È stata inoltrata questa mattina da Coop Estense la pratica di messa in mobilità per 147 dipendenti della rete Puglia e Basilicata, appartenenti ai reparti di pescheria e distribuzione.

Così come anticipato in una conferenza stampa dal presidente nazionale Mario Zucchelli lo scorso febbraio, oggi i vertici di Modena hanno dato seguito a quanto promesso.
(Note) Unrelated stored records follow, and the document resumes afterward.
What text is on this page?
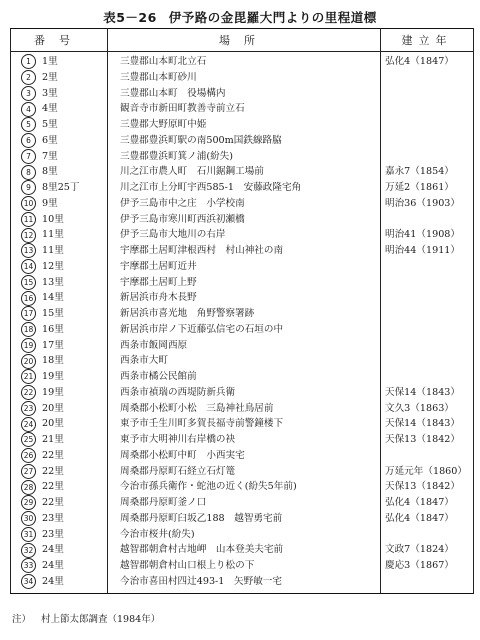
表5－26 伊予路の金毘羅大門よりの里程道標
番号	場所	建立年
1 1里	三豊郡山本町北立石	弘化4（1847）
2 2里	三豊郡山本町砂川	
3 3里	三豊郡山本町　役場構内	
4 4里	観音寺市新田町教善寺前立石	
5 5里	三豊郡大野原町中姫	
6 6里	三豊郡豊浜町駅の南500m国鉄線路脇	
7 7里	三豊郡豊浜町箕ノ浦(紛失)	
8 8里	川之江市農人町　石川鋸鋼工場前	嘉永7（1854）
9 8里25丁	川之江市上分町宇西585-1　安藤政隆宅角	万延2（1861）
10 9里	伊予三島市中之庄　小学校南	明治36（1903）
11 10里	伊予三島市寒川町西浜初瀬橋	
12 11里	伊予三島市大地川の右岸	明治41（1908）
13 11里	宇摩郡土居町津根西村　村山神社の南	明治44（1911）
14 12里	宇摩郡土居町近井	
15 13里	宇摩郡土居町上野	
16 14里	新居浜市舟木長野	
17 15里	新居浜市喜光地　角野警察署跡	
18 16里	新居浜市岸ノ下近藤弘信宅の石垣の中	
19 17里	西条市飯岡西原	
20 18里	西条市大町	
21 19里	西条市橘公民館前	
22 19里	西条市禎瑞の西堤防新兵衛	天保14（1843）
23 20里	周桑郡小松町小松　三島神社鳥居前	文久3（1863）
24 20里	東予市壬生川町多賀長福寺前警鐘楼下	天保14（1843）
25 21里	東予市大明神川右岸橋の袂	天保13（1842）
26 22里	周桑郡小松町中町　小西実宅	
27 22里	周桑郡丹原町石経立石灯篭	万延元年（1860）
28 22里	今治市孫兵衛作・蛇池の近く(紛失5年前)	天保13（1842）
29 22里	周桑郡丹原町釜ノ口	弘化4（1847）
30 23里	周桑郡丹原町臼坂乙188　越智勇宅前	弘化4（1847）
31 23里	今治市桜井(紛失)	
32 24里	越智郡朝倉村古地岬　山本登美夫宅前	文政7（1824）
33 24里	越智郡朝倉村山口根上り松の下	慶応3（1867）
34 24里	今治市喜田村四辻493-1　矢野敏一宅	
注） 村上節太郎調査（1984年）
Nemmeno l’incontro tra le sigle sindacali dei giorni scorsi e la richiesta di chiarimenti sull’andamento delle vendite, sui margini e sugli scontrini medi di ogni singolo ipermercato hanno fatto desistere l'Azienda.

La richiesta della mobilità nasce dall’esigenza, a detta di Coop, di dover rientrare nei prossimi anni delle perdite di fatturato maturate nel 2014 di 12milioni di euro, che si sommano alle perdite precedenti per un totale di circa 50 milioni di euro.

Per domani, venerdì 20,  era già previsto un incontro tra i Sindacati e Coop per chiarire se possono esserci altre soluzioni per contenere gli esuberi raggiungendo gli obiettivi di risanamento del bilancio aziendale.

Sempre domani, sarà l’occasione per discutere anche delle sorti dei dipendenti del supermercato di Gioia del Colle, i quali, già in stato di agitazione insieme a tutti i dipendenti della rete Puglia e Basilicata, dovranno decidere se intraprendere eventuali altre forme di proteste.